BBC Radiophonic Workshop

bbc-radiophonic-workshop

The BBC Radiophonic Workshop, one of the sound effects units of the BBC, was created in 1958 to produce effects and new music for radio. Charged with recreating the sounds of real and imagined life as the official sound effects unit for the BBC, the Radiophonic Workshop played a decisive and pioneering role in the development of pop and electronic music. Crammed into the basement of the BBC’s Maida Vale studios where it began life in 1958, the workshop developed a fascination for tape manipulation, musique concrete and primitive oscillators which helped pave the way for synthesizers and digital sampling.

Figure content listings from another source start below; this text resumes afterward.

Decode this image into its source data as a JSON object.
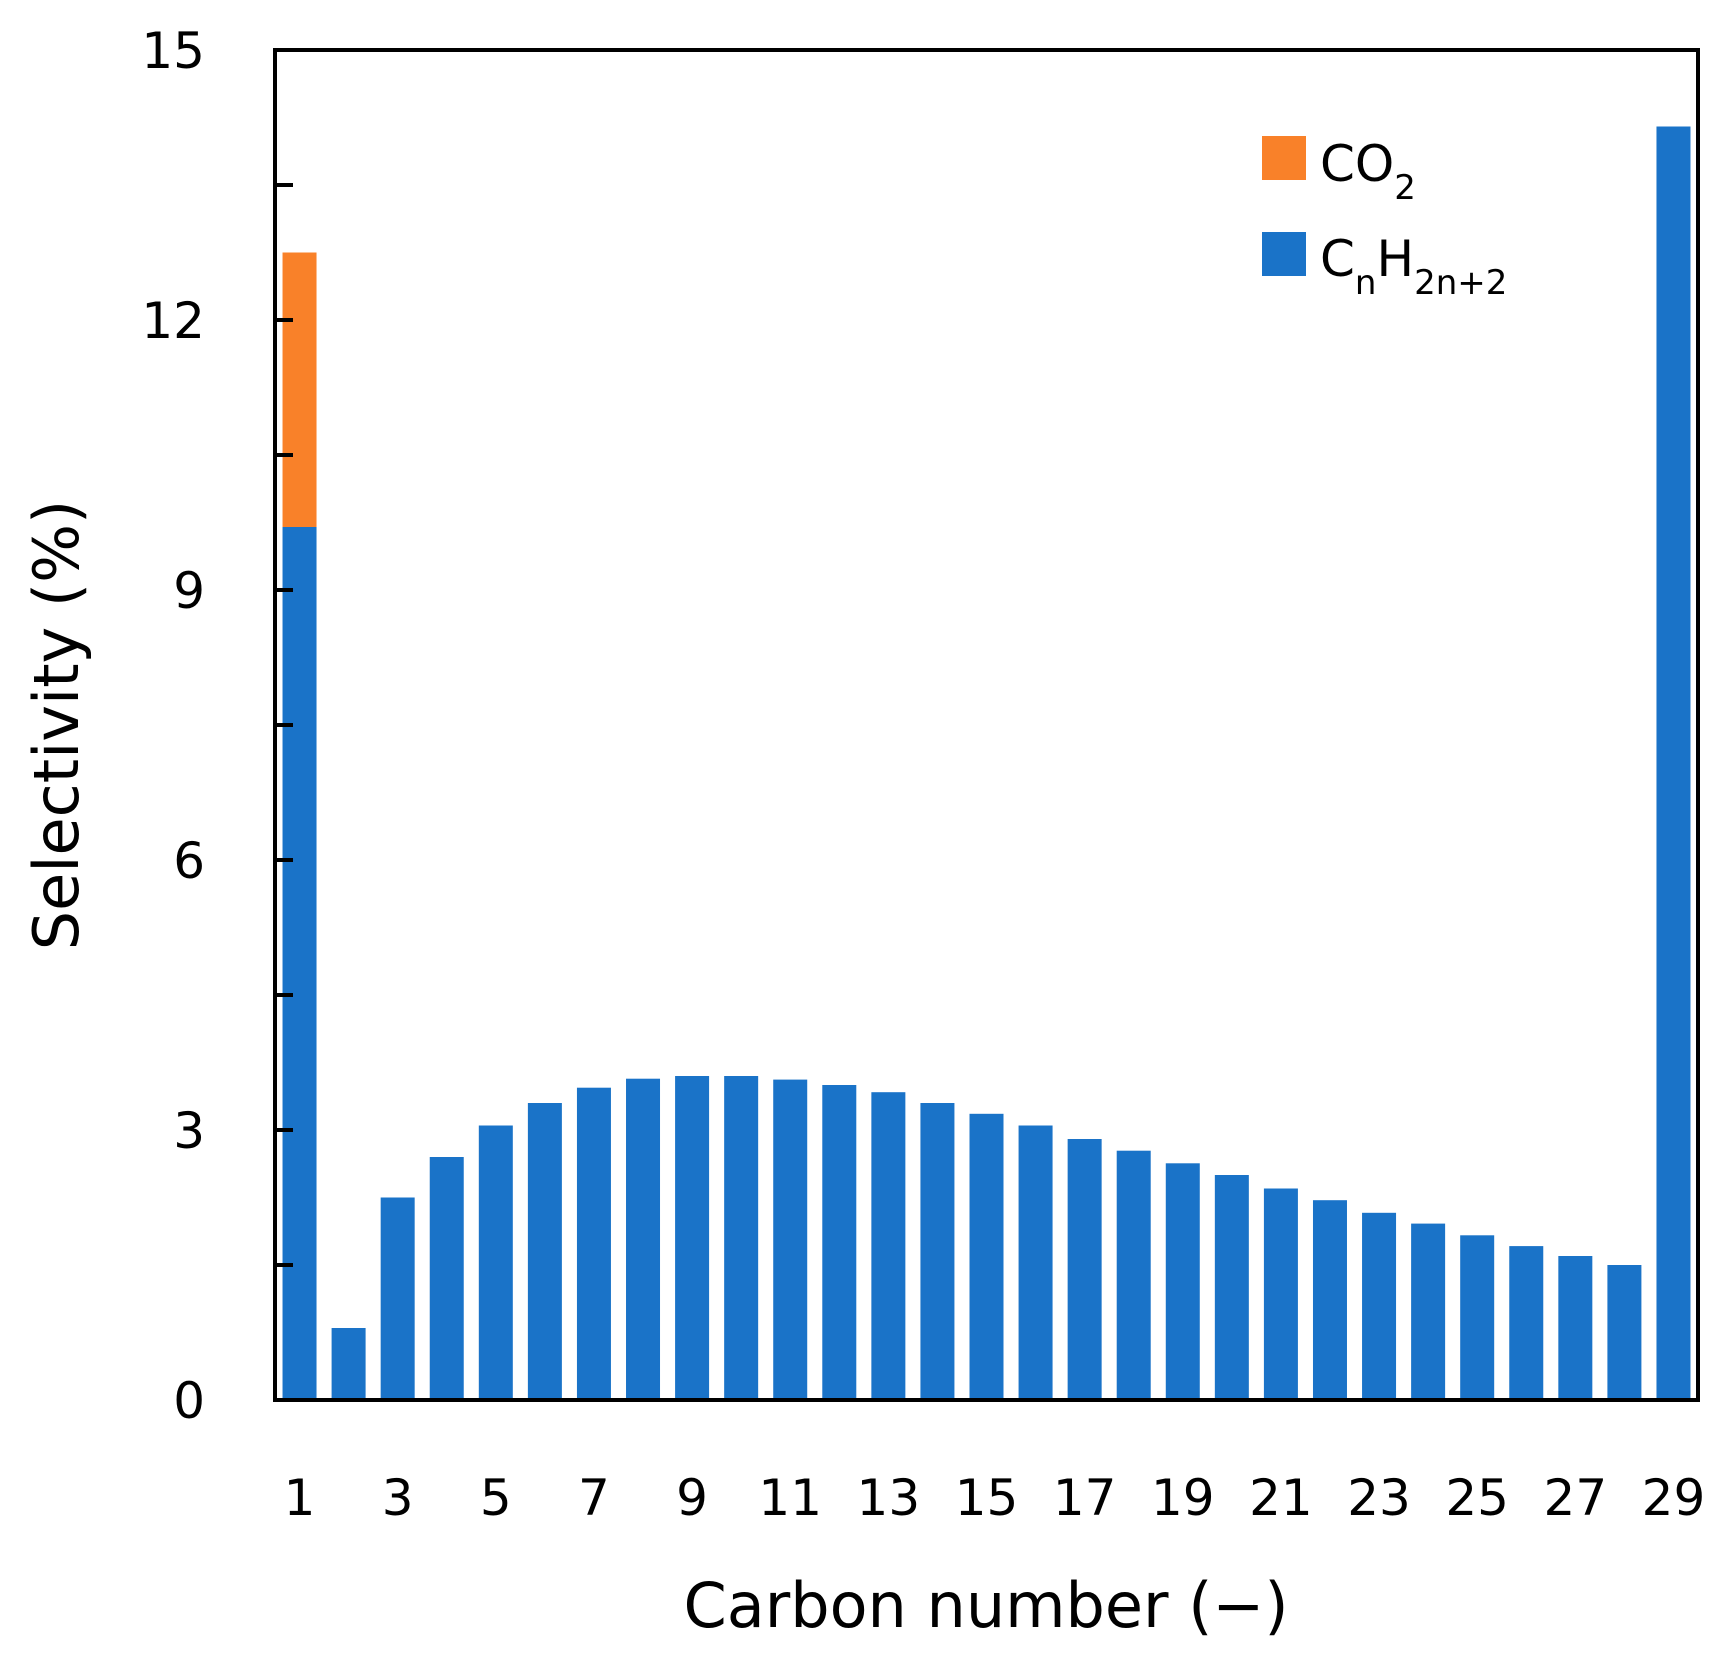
{
  "chart_data": {
    "type": "bar",
    "stacked": true,
    "title": "",
    "xlabel": "Carbon number (−)",
    "ylabel": "Selectivity (%)",
    "ylim": [
      0,
      15
    ],
    "yticks": [
      0,
      3,
      6,
      9,
      12,
      15
    ],
    "x": [
      1,
      2,
      3,
      4,
      5,
      6,
      7,
      8,
      9,
      10,
      11,
      12,
      13,
      14,
      15,
      16,
      17,
      18,
      19,
      20,
      21,
      22,
      23,
      24,
      25,
      26,
      27,
      28,
      29
    ],
    "xtick_labels": [
      "1",
      "3",
      "5",
      "7",
      "9",
      "11",
      "13",
      "15",
      "17",
      "19",
      "21",
      "23",
      "25",
      "27",
      "29"
    ],
    "series": [
      {
        "name": "CnH2n+2",
        "legend_main_1": "C",
        "legend_sub_1": "n",
        "legend_main_2": "H",
        "legend_sub_2": "2n+2",
        "color": "#1a73c8",
        "values": [
          9.7,
          0.8,
          2.25,
          2.7,
          3.05,
          3.3,
          3.47,
          3.57,
          3.6,
          3.6,
          3.56,
          3.5,
          3.42,
          3.3,
          3.18,
          3.05,
          2.9,
          2.77,
          2.63,
          2.5,
          2.35,
          2.22,
          2.08,
          1.96,
          1.83,
          1.71,
          1.6,
          1.5,
          14.15
        ]
      },
      {
        "name": "CO2",
        "legend_main_1": "CO",
        "legend_sub_1": "2",
        "color": "#f98129",
        "values": [
          3.05,
          0,
          0,
          0,
          0,
          0,
          0,
          0,
          0,
          0,
          0,
          0,
          0,
          0,
          0,
          0,
          0,
          0,
          0,
          0,
          0,
          0,
          0,
          0,
          0,
          0,
          0,
          0,
          0
        ]
      }
    ],
    "legend_position": "top-right"
  }
}
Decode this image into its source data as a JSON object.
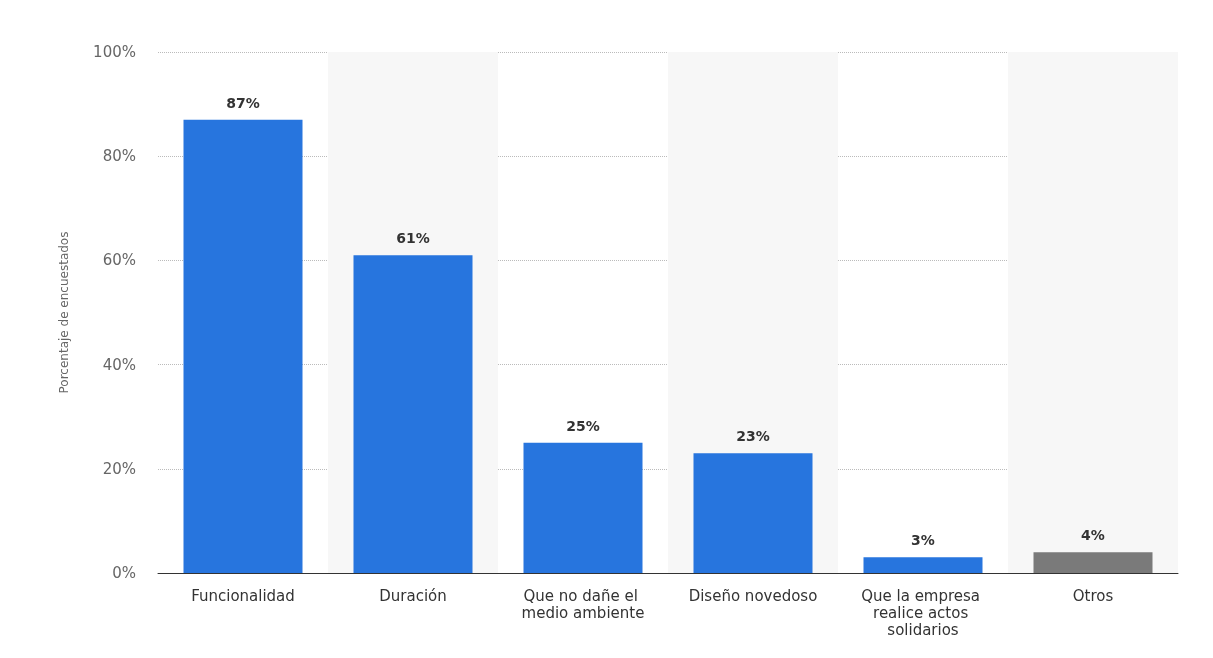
{
  "chart_data": {
    "type": "bar",
    "ylabel": "Porcentaje de encuestados",
    "categories": [
      "Funcionalidad",
      "Duración",
      "Que no dañe el medio ambiente",
      "Diseño novedoso",
      "Que la empresa realice actos solidarios",
      "Otros"
    ],
    "values": [
      87,
      61,
      25,
      23,
      3,
      4
    ],
    "colors": [
      "#2775de",
      "#2775de",
      "#2775de",
      "#2775de",
      "#2775de",
      "#7a7a7a"
    ],
    "value_labels": [
      "87%",
      "61%",
      "25%",
      "23%",
      "3%",
      "4%"
    ],
    "ylim": [
      0,
      100
    ],
    "yticks": [
      {
        "value": 0,
        "label": "0%"
      },
      {
        "value": 20,
        "label": "20%"
      },
      {
        "value": 40,
        "label": "40%"
      },
      {
        "value": 60,
        "label": "60%"
      },
      {
        "value": 80,
        "label": "80%"
      },
      {
        "value": 100,
        "label": "100%"
      }
    ],
    "grid": "y"
  }
}
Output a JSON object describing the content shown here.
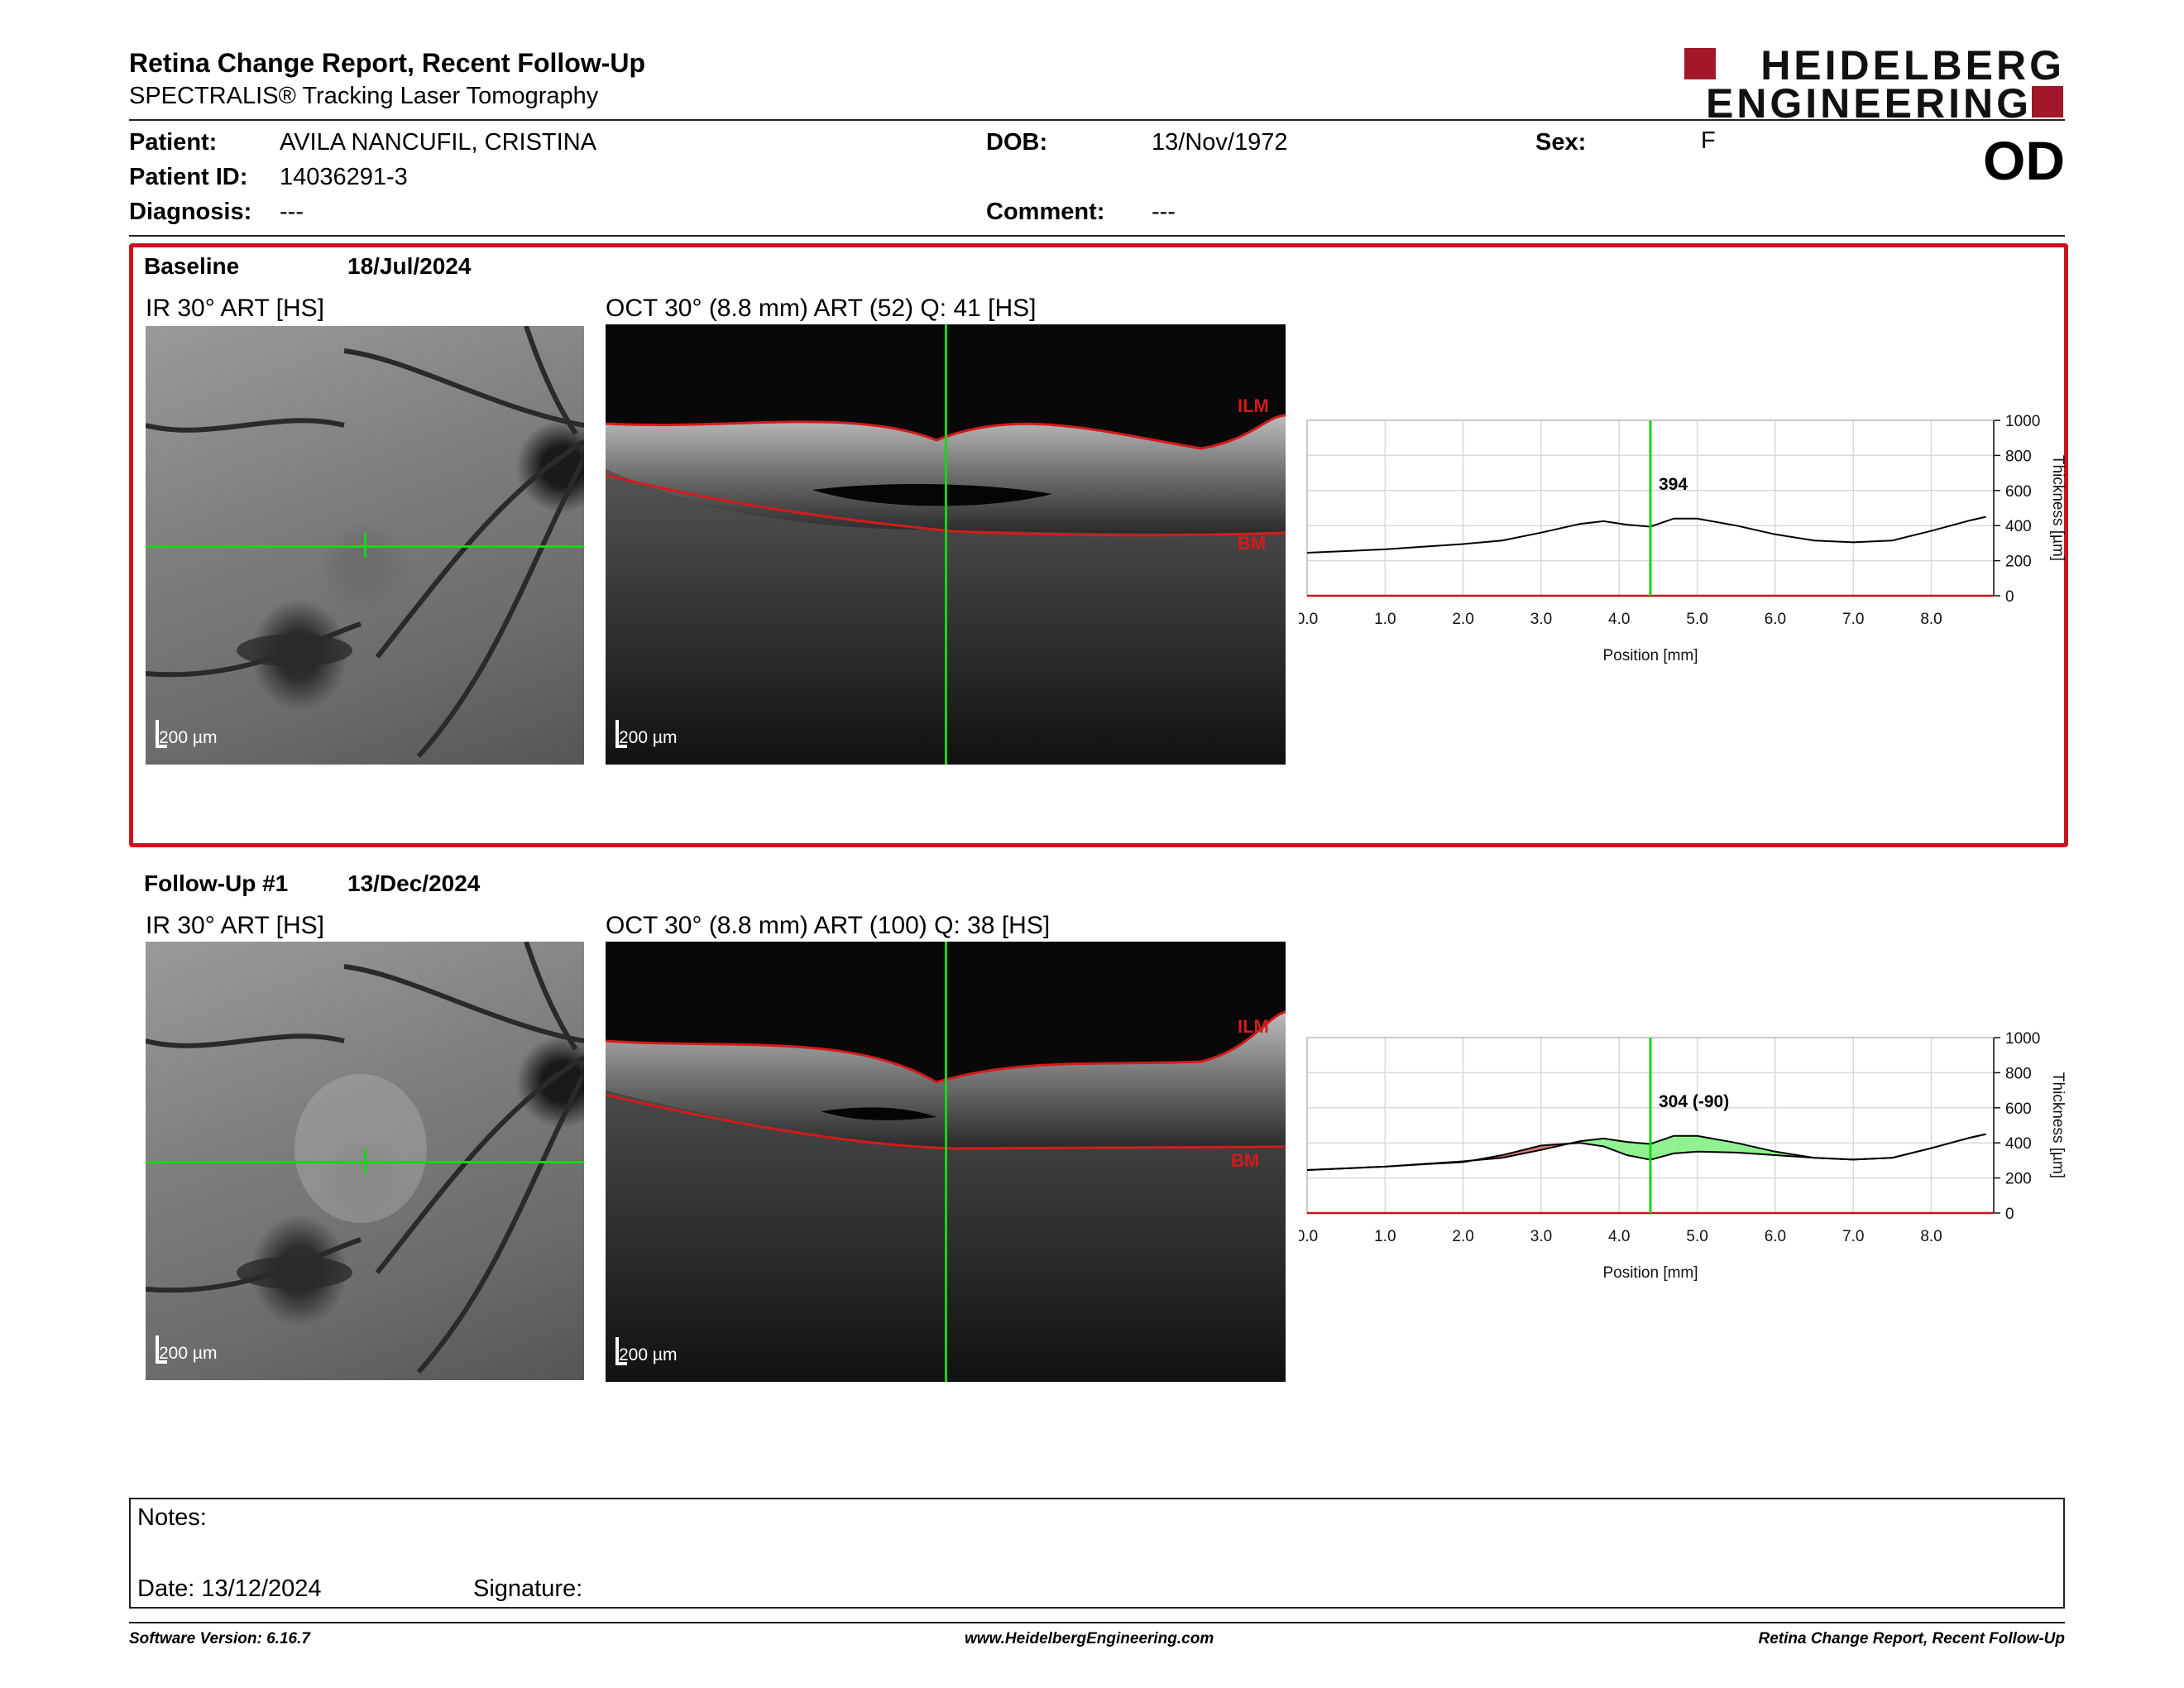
{
  "header": {
    "title": "Retina Change Report, Recent Follow-Up",
    "subtitle": "SPECTRALIS® Tracking Laser Tomography",
    "logo_line1": "HEIDELBERG",
    "logo_line2": "ENGINEERING",
    "eye": "OD"
  },
  "patient": {
    "patient_label": "Patient:",
    "patient_value": "AVILA NANCUFIL, CRISTINA",
    "id_label": "Patient ID:",
    "id_value": "14036291-3",
    "diagnosis_label": "Diagnosis:",
    "diagnosis_value": "---",
    "dob_label": "DOB:",
    "dob_value": "13/Nov/1972",
    "comment_label": "Comment:",
    "comment_value": "---",
    "sex_label": "Sex:",
    "sex_value": "F"
  },
  "baseline": {
    "label": "Baseline",
    "date": "18/Jul/2024",
    "ir_caption": "IR 30° ART [HS]",
    "oct_caption": "OCT 30° (8.8 mm) ART (52) Q: 41 [HS]",
    "scale_label": "200 µm",
    "ilm_label": "ILM",
    "bm_label": "BM"
  },
  "followup": {
    "label": "Follow-Up #1",
    "date": "13/Dec/2024",
    "ir_caption": "IR 30° ART [HS]",
    "oct_caption": "OCT 30° (8.8 mm) ART (100) Q: 38 [HS]",
    "scale_label": "200 µm",
    "ilm_label": "ILM",
    "bm_label": "BM"
  },
  "chart_data": [
    {
      "type": "line",
      "xlabel": "Position [mm]",
      "ylabel": "Thickness [µm]",
      "xlim": [
        0,
        8.8
      ],
      "ylim": [
        0,
        1000
      ],
      "xticks": [
        "0.0",
        "1.0",
        "2.0",
        "3.0",
        "4.0",
        "5.0",
        "6.0",
        "7.0",
        "8.0"
      ],
      "yticks": [
        "0",
        "200",
        "400",
        "600",
        "800",
        "1000"
      ],
      "cursor_x": 4.4,
      "cursor_label": "394",
      "series": [
        {
          "x": [
            0,
            0.5,
            1,
            1.5,
            2,
            2.5,
            3,
            3.5,
            3.8,
            4.1,
            4.4,
            4.7,
            5.0,
            5.5,
            6.0,
            6.5,
            7.0,
            7.5,
            8.0,
            8.5,
            8.7
          ],
          "y": [
            245,
            255,
            265,
            280,
            295,
            315,
            360,
            410,
            425,
            405,
            394,
            440,
            440,
            400,
            350,
            315,
            305,
            315,
            370,
            430,
            450
          ]
        }
      ],
      "colors": {
        "line": "#000000",
        "cursor": "#19d419"
      }
    },
    {
      "type": "line",
      "xlabel": "Position [mm]",
      "ylabel": "Thickness [µm]",
      "xlim": [
        0,
        8.8
      ],
      "ylim": [
        0,
        1000
      ],
      "xticks": [
        "0.0",
        "1.0",
        "2.0",
        "3.0",
        "4.0",
        "5.0",
        "6.0",
        "7.0",
        "8.0"
      ],
      "yticks": [
        "0",
        "200",
        "400",
        "600",
        "800",
        "1000"
      ],
      "cursor_x": 4.4,
      "cursor_label": "304 (-90)",
      "series": [
        {
          "x": [
            0,
            0.5,
            1,
            1.5,
            2,
            2.5,
            3,
            3.5,
            3.8,
            4.1,
            4.4,
            4.7,
            5.0,
            5.5,
            6.0,
            6.5,
            7.0,
            7.5,
            8.0,
            8.5,
            8.7
          ],
          "y": [
            245,
            255,
            265,
            280,
            295,
            315,
            360,
            410,
            425,
            405,
            394,
            440,
            440,
            400,
            350,
            315,
            305,
            315,
            370,
            430,
            450
          ]
        },
        {
          "x": [
            0,
            0.5,
            1,
            1.5,
            2,
            2.5,
            3,
            3.5,
            3.8,
            4.1,
            4.4,
            4.7,
            5.0,
            5.5,
            6.0,
            6.5,
            7.0,
            7.5,
            8.0,
            8.5,
            8.7
          ],
          "y": [
            245,
            255,
            265,
            278,
            290,
            330,
            385,
            400,
            380,
            330,
            304,
            340,
            350,
            345,
            330,
            315,
            305,
            315,
            370,
            430,
            450
          ]
        }
      ],
      "colors": {
        "baseline": "#000000",
        "followup": "#000000",
        "decrease": "#8ff28f",
        "increase": "#d97777",
        "cursor": "#19d419"
      }
    }
  ],
  "notes": {
    "notes_label": "Notes:",
    "date_label": "Date: 13/12/2024",
    "signature_label": "Signature:"
  },
  "footer": {
    "left": "Software Version: 6.16.7",
    "center": "www.HeidelbergEngineering.com",
    "right": "Retina Change Report, Recent Follow-Up"
  }
}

The techniques initially used by the Radiophonic Workshop were closely related to those used in musique concrète; new sounds for programs were created by using recordings of everyday sounds such as voices, bells or gravel as raw material for “radiophonic” manipulations. In these manipulations, audio tape could be played back at different speeds (altering a sound’s pitch), reversed, cut and joined, or processed using reverb or equalisation. The most famous of the Workshop’s creations using ‘radiophonic’ techniques include the Doctor Who theme music, which Delia Derbyshire created using a plucked string, 12 oscillators and a lot of tape manipulation; and the sound of the TARDIS materialising and dematerialising, which was created by Brian Hodgson running his keys along the rusty bass strings of a broken piano, with the recording slowed down to make an even lower sound.
Reverberation was obtained using an echo chamber, a basement room with bare painted walls empty except for loudspeakers and microphones.